Jean-Pierre Mara, ancien parlementaire centrafricain, aborde cette question avec franchise. « Une constitution doit formuler des mesures à respecter afin de garantir la marche d’une société vers un développement », affirme-t-il d’emblée. Selon lui, lorsque les rédacteurs se contentent de reproduire des formules venues d’ailleurs, le document perd son âme et sa raison d’être.
Cette approche du copier-coller produit des effets désastreux selon l’ancien député. « À partir du moment où la constitution est établie par la reprise de formulations de mesures Copier-Coller pour garantir le maintien d’une classe sans rapport avec les préoccupations de la société, elle perd son caractère d’instrument de régulation de cette société », explique-t-il sans détour.
Ce constat l’amène à examiner le contenu même de ces textes fondamentaux. « Les articles de ces constitutions n’adressent pas les exigences nécessaires pour légiférer et réguler le fonctionnement de base de la société », regrette Jean-Pierre Mara. Il énumère alors une série d’interrogations restées sans réponse dans les chartes successives.
Comment rendre la vie facile aux citoyens? Quels instruments utiliser pour mieux nourrir la population? Quelle attitude observer pour garantir la cohésion sociale? L’ancien parlementaire liste ces questions essentielles que les textes actuels esquivent soigneusement, préférant s’attarder sur des considérations abstraites sans prise avec le quotidien des gens.

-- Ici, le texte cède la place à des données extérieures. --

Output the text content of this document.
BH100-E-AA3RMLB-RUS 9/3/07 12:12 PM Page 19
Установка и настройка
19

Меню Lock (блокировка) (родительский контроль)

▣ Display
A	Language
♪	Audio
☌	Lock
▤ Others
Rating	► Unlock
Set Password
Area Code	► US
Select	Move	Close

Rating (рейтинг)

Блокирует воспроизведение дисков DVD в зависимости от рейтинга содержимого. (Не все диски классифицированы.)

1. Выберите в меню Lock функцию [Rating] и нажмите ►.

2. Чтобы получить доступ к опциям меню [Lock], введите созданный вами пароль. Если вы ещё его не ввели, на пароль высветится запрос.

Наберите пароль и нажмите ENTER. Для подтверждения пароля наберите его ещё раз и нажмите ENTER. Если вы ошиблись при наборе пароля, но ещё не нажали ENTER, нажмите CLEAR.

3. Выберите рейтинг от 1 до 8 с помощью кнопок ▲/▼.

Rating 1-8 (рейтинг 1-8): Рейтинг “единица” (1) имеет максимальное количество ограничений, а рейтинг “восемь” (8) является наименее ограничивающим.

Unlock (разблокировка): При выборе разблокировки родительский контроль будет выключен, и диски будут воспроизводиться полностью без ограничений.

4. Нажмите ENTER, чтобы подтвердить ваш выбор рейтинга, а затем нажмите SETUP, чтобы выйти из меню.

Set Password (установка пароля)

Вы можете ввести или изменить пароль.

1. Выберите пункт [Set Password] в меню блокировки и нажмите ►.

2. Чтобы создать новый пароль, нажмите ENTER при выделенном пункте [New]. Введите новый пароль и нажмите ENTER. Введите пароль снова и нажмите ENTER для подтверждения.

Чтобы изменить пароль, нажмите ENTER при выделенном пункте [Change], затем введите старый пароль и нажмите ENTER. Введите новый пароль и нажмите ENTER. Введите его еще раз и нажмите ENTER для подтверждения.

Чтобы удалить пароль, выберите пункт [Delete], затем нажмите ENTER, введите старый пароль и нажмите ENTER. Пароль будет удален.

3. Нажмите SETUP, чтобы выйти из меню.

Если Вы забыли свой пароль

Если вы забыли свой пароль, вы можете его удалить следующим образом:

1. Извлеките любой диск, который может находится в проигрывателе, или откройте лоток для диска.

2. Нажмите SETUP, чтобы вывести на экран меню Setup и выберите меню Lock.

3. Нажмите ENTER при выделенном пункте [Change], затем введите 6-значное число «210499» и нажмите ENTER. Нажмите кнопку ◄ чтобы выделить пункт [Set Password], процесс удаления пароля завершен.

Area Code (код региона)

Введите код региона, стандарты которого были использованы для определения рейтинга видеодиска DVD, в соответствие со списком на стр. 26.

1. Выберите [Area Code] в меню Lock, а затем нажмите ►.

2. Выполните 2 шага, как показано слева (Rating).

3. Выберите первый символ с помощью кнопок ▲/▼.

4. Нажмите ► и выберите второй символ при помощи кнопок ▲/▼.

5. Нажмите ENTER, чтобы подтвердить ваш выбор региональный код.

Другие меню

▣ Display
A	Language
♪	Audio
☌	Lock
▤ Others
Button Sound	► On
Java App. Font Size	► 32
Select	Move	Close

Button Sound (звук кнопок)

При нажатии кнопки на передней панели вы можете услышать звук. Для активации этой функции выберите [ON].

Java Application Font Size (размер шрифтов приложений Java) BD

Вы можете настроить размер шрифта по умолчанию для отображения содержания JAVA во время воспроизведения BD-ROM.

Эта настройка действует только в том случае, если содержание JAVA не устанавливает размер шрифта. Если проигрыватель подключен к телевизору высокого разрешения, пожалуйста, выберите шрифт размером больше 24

Il prend ensuite l’exemple du haut Mbomou pour rendre son propos plus parlant. « Comment s’y prendre et quelles directives appliquer pour garantir la vie aux habitants du haut Mbomou? », interroge-t-il. Cette région reculée symbolise pour lui l’oubli dans lequel se trouvent de nombreuses zones du territoire national.
La question alimentaire revient également dans son analyse. « Comment produire un manioc propre pour que sa consommation contribue à une longévité? », demande Jean-Pierre Mara. Cette culture de base mériterait selon lui des normes sanitaires précises inscrites dans la loi suprême pour protéger la santé publique.
Les infrastructures de base occupent aussi une place centrale dans sa réflexion. « Quelle disposition prendre pour qu’il y ait de l’eau, de l’électricité ou des voies navigables ou encore des routes? », questionne-t-il. L’accès à ces services élémentaires demeure aléatoire partout dans le pays sans que les constitutions successives n’y apportent de solutions concrètes.
Son verdict tombe alors sans appel sur les textes actuellement en vigueur. « Tant que la constitution n’adressera pas ces questions relatives à la vie du citoyen, tant que la constitution sera le copier-coller des textes qui permettent de faire comme ailleurs ou de protéger une seule personne, on ne peut pas attendre d’une telle constitution un élément de contribution au développement », déclare-t-il fermement.
Cette critique s’appuie sur une observation simple mais dérangeante. « Tant que la constitution sera la reprise des termes d’une constitution d’un autre système social, on ne peut pas attendre d’une telle constitution un élément de contribution au développement », insiste l’ancien député. L’imitation aveugle de modèles étrangers ne peut selon lui produire aucun bénéfice réel pour le pays.
Il oriente ensuite son propos vers la dimension multiculturelle du pays. « Y a-t-il des lois en RCA qui sont formulées pour adresser les besoins du Zandé, du Mandja, du Gbaya ou du Yakoma et de les fédérer? », demande Jean-Pierre Mara. Cette interrogation touche au cœur même de la construction nationale dans un espace aussi hétérogène.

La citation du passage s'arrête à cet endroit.